Perdono tutti. Ma Pechino di più
Se il tono dello scontro si alzasse tutti avrebbero da perdere, anche se in minura diversa. “Una guerra commerciale totale diminuirebbe la capacità di spesa e la ricchezza dei consumatori americani. Ma la stabilità economica degli Usa resterebbe comunque intatta”, spiega lo studio. “Potrebbe essere disastrosa, invece, per la Cina vista la sua dipendenza dal surplus commerciale che resta un elemento fondamentale dellla domanda dei suoi beni. In passato poteva stimolare la crescita dando benefici fiscali alle famiglie e alle imprese locali. Oggi, visto l’alto livello del debito, non se lo può più permettere”. La guerra commerciale potrebbe portare il Pil cinese a tassi di crescita inferiori al 5%. “Un’eventualità difficile da prendere in considerazione, anche dal punto di vista politico, in un paese abituato a correre a ritmi molto più veloci”, dice lo studio.
La Cina non si può permettere un rallentamento dei commerci
“Il paese ha dalla sua, però, la forte leadership del presidente Xi Jinping che, già in passato, ha dimostrato di preferire toni concilianti” continua il report. “Questo non vuol dire che le scelte dell’amministrazione Trump non saranno attentamente studiate. E se Pechino dovesse decidere che non ha troppo da perdere allora si potrebbe arrivare a un’escalation”.
I fondi rallentano
I gestori di fondi, intanto, preferiscono la prudenza. Gli strumenti raccolti nella categoria Morningstar China equity negli ultimi tre mesi (chiusi a luglio) hanno perso quasi il 3% (in euro).

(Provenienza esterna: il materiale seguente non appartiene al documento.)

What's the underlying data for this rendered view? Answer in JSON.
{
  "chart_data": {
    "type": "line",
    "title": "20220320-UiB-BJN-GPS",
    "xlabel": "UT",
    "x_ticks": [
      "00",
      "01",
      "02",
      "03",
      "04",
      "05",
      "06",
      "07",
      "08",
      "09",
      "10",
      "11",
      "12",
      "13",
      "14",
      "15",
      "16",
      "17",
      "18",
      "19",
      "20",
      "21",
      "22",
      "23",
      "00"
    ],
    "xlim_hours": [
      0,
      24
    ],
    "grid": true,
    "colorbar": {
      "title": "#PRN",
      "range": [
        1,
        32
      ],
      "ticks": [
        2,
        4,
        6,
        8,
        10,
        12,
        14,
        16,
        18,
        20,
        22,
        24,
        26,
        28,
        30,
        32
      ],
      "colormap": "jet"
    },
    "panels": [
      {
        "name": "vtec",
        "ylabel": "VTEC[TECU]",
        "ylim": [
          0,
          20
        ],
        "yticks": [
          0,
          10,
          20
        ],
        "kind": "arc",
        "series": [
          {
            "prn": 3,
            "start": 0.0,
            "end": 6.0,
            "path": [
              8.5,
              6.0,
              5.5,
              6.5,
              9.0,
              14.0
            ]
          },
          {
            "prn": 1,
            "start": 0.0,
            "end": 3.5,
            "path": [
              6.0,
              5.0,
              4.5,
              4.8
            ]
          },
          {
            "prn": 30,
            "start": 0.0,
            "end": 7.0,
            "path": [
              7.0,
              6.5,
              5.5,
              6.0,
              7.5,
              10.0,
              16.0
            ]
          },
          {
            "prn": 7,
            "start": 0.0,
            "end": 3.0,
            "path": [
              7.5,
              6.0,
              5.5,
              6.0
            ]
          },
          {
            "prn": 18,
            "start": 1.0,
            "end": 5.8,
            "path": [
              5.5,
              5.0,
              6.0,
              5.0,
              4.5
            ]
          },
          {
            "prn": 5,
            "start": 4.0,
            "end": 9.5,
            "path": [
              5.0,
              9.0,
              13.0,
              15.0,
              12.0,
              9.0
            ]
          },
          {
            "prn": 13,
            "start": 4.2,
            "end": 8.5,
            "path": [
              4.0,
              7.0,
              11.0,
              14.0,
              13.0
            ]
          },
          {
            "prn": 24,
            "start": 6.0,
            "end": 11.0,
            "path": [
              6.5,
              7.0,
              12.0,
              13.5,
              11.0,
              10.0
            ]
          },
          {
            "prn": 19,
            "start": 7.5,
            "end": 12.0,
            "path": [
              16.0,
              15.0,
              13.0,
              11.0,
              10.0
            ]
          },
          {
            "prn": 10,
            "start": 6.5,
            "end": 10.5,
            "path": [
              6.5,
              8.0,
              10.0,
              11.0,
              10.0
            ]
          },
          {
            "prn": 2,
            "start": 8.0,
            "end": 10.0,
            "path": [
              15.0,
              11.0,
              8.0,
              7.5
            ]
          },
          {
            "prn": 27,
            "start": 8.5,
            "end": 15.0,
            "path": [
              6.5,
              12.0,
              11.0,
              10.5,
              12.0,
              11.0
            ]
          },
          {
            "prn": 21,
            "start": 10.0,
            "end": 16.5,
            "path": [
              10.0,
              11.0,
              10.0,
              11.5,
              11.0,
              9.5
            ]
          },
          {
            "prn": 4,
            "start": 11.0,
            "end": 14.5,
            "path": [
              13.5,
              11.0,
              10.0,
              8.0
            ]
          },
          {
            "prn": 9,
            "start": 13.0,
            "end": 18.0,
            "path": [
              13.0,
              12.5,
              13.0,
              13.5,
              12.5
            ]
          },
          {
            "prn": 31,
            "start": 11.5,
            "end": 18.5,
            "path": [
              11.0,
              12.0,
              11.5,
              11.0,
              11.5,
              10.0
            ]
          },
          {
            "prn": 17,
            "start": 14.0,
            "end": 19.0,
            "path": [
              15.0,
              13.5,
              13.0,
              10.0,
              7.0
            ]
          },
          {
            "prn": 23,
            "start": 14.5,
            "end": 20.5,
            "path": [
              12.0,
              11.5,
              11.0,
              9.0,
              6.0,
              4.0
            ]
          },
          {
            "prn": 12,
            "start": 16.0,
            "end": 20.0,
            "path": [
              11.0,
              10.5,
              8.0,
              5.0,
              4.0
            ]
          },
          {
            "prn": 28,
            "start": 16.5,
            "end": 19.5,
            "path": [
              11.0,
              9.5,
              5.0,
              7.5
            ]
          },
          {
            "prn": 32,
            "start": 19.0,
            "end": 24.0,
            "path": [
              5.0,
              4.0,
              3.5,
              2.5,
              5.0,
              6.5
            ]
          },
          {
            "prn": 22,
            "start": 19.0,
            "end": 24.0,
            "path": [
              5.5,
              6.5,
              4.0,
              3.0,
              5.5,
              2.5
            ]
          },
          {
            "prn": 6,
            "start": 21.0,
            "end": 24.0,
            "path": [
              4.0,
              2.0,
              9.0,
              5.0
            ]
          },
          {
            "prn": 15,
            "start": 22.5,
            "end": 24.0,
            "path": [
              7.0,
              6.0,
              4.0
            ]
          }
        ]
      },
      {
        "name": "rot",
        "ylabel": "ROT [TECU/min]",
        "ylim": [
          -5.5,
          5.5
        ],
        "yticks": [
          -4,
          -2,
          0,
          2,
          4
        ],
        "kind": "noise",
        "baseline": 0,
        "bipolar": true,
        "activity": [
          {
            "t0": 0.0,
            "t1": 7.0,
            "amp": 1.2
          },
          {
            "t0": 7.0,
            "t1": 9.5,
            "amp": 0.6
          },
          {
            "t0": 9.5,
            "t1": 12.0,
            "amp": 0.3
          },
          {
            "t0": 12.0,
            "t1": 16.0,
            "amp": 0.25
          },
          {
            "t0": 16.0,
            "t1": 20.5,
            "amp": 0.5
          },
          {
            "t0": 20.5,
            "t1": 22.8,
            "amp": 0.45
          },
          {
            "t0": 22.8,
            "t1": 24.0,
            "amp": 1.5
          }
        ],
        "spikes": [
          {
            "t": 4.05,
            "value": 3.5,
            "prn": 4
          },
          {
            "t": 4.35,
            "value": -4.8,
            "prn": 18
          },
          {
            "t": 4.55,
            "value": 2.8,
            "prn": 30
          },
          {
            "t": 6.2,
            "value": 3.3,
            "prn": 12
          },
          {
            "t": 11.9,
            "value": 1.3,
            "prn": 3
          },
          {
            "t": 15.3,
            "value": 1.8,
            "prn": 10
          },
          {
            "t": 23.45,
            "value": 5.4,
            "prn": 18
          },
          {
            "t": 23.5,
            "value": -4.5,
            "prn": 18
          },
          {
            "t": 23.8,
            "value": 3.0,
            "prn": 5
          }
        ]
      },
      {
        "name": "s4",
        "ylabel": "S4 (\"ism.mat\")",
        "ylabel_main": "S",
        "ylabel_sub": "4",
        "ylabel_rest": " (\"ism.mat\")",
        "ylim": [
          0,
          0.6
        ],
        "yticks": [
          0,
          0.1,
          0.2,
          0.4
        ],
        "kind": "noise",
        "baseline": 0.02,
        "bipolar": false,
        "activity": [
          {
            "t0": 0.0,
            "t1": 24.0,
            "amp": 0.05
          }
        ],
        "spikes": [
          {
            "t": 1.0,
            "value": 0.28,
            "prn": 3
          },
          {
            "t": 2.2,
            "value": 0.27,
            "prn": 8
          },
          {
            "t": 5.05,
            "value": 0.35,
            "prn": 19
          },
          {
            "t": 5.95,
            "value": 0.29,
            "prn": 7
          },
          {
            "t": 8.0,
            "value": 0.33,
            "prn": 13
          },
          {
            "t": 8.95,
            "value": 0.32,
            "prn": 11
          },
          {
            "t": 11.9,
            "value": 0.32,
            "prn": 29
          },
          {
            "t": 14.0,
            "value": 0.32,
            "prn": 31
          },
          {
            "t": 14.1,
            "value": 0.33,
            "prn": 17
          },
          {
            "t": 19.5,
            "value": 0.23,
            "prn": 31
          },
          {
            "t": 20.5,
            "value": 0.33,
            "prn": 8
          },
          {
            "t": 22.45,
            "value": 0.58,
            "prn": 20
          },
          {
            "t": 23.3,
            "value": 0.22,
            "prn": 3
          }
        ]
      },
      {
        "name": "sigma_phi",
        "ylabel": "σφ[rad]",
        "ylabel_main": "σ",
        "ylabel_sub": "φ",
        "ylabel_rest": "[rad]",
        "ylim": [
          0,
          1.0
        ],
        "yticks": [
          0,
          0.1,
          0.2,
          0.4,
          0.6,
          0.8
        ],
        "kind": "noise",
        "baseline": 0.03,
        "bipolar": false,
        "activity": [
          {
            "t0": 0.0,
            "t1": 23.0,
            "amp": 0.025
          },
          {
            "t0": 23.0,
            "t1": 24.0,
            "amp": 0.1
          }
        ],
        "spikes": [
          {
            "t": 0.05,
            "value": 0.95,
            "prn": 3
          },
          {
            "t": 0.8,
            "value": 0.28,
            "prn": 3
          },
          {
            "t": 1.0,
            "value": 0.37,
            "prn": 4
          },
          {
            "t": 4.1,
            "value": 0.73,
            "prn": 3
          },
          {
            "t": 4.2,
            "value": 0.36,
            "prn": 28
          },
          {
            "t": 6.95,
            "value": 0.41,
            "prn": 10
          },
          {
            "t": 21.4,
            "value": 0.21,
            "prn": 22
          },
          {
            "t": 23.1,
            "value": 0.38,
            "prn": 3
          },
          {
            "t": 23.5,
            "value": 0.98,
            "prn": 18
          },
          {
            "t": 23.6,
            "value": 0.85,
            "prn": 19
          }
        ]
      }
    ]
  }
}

Fra gli strumenti con analyst rating postivo quello che è riuscito a contenere meglio le perdite nel periodo è stato UBS (Lux) EF China Oppo(USD) P USD acc (Bronze) che ha ceduto poco più dell’1%. “Il gestore, Bin Shi, ha applicato il suo processo di investimento con regolarità dal 2010 e ha avuto risultati impressionanti in diversi cicli di mercato”, spiega Claire Liang, fund analyst di Morningstra in un report del 4 maggio 2018. “Il processo di investimento inizia quando il manager identifica i settori che possono crescere e che non sono adeguatamente rappresentati nei benchmark. Il suo team a quel punto fa le ricerche fondamentali per trovare le società che abbiano un business model verificato, forti flussi di cassa, buona trasparenza di gestione e valutazioni che non hanno ancora espresso il potenziale di crescita nel lungo periodo. Shi ha la possibilità di gestire attivamente la quota di liquidità del fondo se ritiene che la situazione si stia surriscaldando e l’ha utilizzata durante il crollo dei mercati del 2015 quando l’ha portata 16,72%”.